Le point de départ est donc le contexte contemporain de la préparation de la LF, mais son devenir dépend étroitement de la capacité du gouvernement à estimer l’évolution de la conjoncture financière, économique et sociale du pays, comme l’indique l’article 5 qui stipule :
«Cette programmation vise notamment à définir, en fonction d’hypothèses économiques et financières réalistes et justifiées, l’évolution sur trois ans de l’ensemble des ressources et des charges de l’Etat».
Nous retiendrons donc les qualificatifs de «réalistes» et de «justifiés». De ce point de vue, nous avons en notre possession deux documents majeurs, la «note d’orientation» et le «Rapport d’exécution budgétaire et de cadrage macroéconomique triennal».
Le premier, défini les principaux axes qui structureront la future LF, là où le deuxième, en évalue les contraintes et les possibilités.
Pour le PLF 2023, les 4 axes définis dans la note d’orientation découlent directement des directives royales, qui prennent en compte l’urgence sociale que traverse notre pays, ainsi que la nécessité de réformes profondes et globales de l’Administration, de la fiscalité, et de certains secteurs littéralement vitaux comme celui de la santé.
Mais là où le bât blesse, c’est au niveau du rapport d’exécution réalisé par le gouvernement, qui semble davantage relevé d’une wishlist macroéconomique que d’une estimation objective de l’évolution future du contexte.
Car aussi parfaite que puisse être la LF 2023, le réel, celui des contraintes et variables exogènes à l’échelle mondiale, peut aisément la saboter. D’autant plus que nous évoluons depuis quelques années dans un contexte mondial de plus en plus instable et imprévisible.
Ainsi, envisager une croissance économique de 4,5% au Maroc pour 2023, dans un contexte d’envolée et d’instabilité des cours des matières premières et énergétiques à l’échelle mondiale, de tensions géopolitiques majeures, de récession économique en zone Euro, à savoir notre principal partenaire commercial, et d’inflation galopante autant chez nous qu’ailleurs, relève pour moi d’une wishlist adressée par notre gouvernement au futur. Il en va de même pour un cours du gaz butane à 700 dollars la tonne, un cours moyen du baril à 98,6 dollars et une production céréalière à 75 millions de quintaux.
Dans ce type de situation, le principe de précaution qui fut si cher au gouvernement durant la période COVID, devrait trouver une application immédiate dans notre évaluation de la conjoncture macroéconomique pour les 3 prochaines années.
C’est donc un changement de paradigme qu’il faut, et non une politisation des chiffres. Car dans un contexte incertain et hautement volatil, il faut souvent partir du pire pour espérer le meilleur.

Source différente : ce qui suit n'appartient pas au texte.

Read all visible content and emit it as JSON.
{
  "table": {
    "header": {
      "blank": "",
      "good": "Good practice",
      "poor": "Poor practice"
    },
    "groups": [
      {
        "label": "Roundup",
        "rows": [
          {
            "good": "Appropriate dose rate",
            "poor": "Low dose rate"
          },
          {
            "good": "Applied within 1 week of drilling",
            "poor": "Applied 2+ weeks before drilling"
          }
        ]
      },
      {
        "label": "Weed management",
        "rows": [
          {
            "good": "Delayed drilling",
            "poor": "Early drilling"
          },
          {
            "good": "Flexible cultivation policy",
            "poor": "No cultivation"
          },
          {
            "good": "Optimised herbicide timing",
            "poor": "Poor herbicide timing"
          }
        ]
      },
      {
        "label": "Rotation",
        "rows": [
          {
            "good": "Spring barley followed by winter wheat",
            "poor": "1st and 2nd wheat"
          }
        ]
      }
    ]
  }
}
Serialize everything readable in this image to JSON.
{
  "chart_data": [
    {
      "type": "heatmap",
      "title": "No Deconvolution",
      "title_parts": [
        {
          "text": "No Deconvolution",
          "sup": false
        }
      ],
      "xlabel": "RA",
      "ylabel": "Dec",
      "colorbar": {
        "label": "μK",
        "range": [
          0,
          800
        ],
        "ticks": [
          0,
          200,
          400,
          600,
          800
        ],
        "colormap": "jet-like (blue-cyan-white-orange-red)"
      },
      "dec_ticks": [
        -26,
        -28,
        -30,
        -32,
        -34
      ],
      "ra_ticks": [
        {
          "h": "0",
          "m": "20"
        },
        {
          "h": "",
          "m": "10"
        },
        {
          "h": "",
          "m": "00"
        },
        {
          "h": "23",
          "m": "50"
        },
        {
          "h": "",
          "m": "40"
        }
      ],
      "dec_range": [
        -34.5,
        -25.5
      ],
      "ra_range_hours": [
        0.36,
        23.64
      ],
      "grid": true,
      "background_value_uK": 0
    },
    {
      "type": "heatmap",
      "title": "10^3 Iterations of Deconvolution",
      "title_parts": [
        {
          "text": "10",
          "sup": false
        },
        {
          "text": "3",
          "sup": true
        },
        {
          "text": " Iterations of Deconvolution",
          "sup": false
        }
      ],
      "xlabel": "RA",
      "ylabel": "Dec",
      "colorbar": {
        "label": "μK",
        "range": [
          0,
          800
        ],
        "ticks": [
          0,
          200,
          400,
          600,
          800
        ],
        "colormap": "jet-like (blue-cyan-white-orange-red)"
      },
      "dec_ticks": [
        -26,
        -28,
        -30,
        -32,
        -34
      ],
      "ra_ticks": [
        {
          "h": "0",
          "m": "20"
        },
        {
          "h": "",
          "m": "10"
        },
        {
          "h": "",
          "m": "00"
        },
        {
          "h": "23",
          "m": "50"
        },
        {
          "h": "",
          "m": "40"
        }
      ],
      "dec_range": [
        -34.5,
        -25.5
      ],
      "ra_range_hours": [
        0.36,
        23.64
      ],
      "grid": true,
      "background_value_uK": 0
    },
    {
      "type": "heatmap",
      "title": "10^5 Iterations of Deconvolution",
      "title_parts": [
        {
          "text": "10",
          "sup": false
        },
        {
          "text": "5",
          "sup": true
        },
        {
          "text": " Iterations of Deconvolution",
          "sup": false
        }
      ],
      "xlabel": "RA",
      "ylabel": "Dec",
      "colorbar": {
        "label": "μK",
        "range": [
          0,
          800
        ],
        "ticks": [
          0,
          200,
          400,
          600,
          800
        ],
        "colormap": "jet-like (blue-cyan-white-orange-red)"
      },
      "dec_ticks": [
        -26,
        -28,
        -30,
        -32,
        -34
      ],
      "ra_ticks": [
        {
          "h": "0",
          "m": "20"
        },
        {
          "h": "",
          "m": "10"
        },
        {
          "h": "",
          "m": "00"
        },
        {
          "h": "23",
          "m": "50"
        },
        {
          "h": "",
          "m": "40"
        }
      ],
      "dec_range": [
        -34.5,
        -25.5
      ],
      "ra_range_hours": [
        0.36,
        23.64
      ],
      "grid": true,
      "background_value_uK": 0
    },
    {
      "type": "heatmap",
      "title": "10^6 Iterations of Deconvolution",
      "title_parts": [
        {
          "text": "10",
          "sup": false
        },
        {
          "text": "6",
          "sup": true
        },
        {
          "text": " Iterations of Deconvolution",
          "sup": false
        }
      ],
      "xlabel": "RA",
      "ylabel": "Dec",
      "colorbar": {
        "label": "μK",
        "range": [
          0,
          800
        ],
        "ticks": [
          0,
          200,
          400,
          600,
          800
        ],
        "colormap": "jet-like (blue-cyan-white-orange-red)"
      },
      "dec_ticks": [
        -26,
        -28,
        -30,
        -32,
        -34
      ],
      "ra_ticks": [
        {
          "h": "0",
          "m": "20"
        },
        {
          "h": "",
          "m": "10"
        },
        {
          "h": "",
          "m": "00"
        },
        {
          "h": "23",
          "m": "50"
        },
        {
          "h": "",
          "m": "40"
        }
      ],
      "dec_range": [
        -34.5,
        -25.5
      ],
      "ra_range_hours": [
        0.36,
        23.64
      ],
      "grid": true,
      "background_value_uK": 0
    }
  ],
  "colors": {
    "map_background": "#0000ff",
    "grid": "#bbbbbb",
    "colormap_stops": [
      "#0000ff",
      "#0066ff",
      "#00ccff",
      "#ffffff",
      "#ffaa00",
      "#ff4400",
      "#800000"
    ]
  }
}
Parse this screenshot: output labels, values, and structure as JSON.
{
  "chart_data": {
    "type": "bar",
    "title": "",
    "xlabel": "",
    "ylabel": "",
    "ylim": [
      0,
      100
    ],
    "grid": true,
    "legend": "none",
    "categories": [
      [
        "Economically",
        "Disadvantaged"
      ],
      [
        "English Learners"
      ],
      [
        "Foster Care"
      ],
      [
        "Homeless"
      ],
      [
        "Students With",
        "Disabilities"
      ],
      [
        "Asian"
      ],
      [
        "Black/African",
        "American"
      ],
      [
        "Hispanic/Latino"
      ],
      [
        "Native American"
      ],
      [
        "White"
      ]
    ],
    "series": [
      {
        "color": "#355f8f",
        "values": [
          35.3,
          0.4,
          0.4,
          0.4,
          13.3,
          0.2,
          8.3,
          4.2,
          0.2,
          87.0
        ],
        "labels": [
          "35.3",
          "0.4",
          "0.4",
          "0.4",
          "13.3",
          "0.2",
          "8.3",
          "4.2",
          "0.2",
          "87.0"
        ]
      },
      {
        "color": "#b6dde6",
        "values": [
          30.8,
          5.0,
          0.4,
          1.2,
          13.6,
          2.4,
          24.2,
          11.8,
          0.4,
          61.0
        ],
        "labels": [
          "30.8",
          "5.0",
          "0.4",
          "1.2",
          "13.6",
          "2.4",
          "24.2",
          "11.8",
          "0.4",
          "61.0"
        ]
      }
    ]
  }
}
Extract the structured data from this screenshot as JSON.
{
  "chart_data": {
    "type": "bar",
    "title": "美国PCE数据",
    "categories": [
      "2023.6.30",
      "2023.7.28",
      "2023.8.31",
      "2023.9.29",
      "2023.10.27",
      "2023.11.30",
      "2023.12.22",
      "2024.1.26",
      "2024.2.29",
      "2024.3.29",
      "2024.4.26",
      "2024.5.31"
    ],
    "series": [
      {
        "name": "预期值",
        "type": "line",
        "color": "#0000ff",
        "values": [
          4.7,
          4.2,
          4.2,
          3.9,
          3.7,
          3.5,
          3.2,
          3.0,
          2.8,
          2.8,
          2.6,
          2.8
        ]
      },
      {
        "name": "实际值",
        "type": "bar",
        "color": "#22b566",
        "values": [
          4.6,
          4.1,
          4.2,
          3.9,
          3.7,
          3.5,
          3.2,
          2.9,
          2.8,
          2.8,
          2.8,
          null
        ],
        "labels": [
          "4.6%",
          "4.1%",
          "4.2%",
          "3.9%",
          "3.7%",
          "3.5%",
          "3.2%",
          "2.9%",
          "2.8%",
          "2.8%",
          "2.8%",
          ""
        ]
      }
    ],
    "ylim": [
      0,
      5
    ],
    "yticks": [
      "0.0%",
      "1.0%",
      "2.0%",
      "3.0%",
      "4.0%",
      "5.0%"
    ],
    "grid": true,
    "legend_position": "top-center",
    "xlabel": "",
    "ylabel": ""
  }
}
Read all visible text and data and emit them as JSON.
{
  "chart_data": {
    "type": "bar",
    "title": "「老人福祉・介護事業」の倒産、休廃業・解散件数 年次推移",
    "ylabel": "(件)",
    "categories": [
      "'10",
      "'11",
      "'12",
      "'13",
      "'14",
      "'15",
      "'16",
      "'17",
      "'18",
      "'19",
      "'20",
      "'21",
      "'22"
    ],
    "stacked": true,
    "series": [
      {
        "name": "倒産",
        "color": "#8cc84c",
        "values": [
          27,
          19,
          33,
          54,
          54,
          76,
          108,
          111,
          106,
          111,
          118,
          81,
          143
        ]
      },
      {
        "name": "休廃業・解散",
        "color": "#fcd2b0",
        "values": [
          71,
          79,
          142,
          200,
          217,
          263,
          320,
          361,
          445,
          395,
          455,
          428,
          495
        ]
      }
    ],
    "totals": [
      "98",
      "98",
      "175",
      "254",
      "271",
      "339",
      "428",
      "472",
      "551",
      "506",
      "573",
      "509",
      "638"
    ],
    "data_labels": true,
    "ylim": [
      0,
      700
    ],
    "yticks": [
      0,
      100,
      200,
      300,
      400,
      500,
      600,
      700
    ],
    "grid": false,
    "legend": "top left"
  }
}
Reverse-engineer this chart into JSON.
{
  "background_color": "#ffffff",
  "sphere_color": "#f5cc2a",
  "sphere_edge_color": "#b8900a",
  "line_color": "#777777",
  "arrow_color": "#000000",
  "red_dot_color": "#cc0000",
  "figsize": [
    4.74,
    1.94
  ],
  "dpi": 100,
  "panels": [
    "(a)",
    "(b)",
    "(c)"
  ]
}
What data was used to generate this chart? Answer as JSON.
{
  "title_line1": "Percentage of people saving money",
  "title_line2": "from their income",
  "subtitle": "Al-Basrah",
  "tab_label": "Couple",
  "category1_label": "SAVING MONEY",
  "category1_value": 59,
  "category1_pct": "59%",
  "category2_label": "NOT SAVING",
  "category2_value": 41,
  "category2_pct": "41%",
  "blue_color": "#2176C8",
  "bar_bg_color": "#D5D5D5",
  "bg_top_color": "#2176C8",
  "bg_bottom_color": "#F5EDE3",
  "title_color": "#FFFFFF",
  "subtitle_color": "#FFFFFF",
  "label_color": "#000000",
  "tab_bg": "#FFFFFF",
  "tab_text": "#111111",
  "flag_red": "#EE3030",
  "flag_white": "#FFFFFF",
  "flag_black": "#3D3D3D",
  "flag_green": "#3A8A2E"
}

C’est la célèbre loi de Murphy qui est de mise, celle qui stipule que le pire est toujours certain, ou que si quelque chose peut mal tourner, alors cette chose finira infailliblement par mal tourner. Vous aurez remarqué pour l’anecdote que quand vous faites tomber une tartine, elle tombe toujours du côté de la confiture.
Partir du pire en termes de prévisions macroéconomiques permet en plus de ne point décevoir, de s’offrir une marge de manœuvre politique et économique en cas de surprise positive du réel. L’époque exige aujourd’hui plus que jamais de respecter autant le réel dans sa complexité que le peuple dans sa maturité. Car oui, le peuple ne cherche pas à être rassuré ou bercé par des promesses irréalistes. Il cherche à ce qu’on lui dise la vérité aussi amère soit-elle.
Communiquer franchement et sans détour avec les citoyennes et citoyens, constitue une manière efficace et productive de les impliquer. Dans le cas contraire, les promesses n’engagent que ceux qui les font, ou ceux qui les écoutent, c’est selon.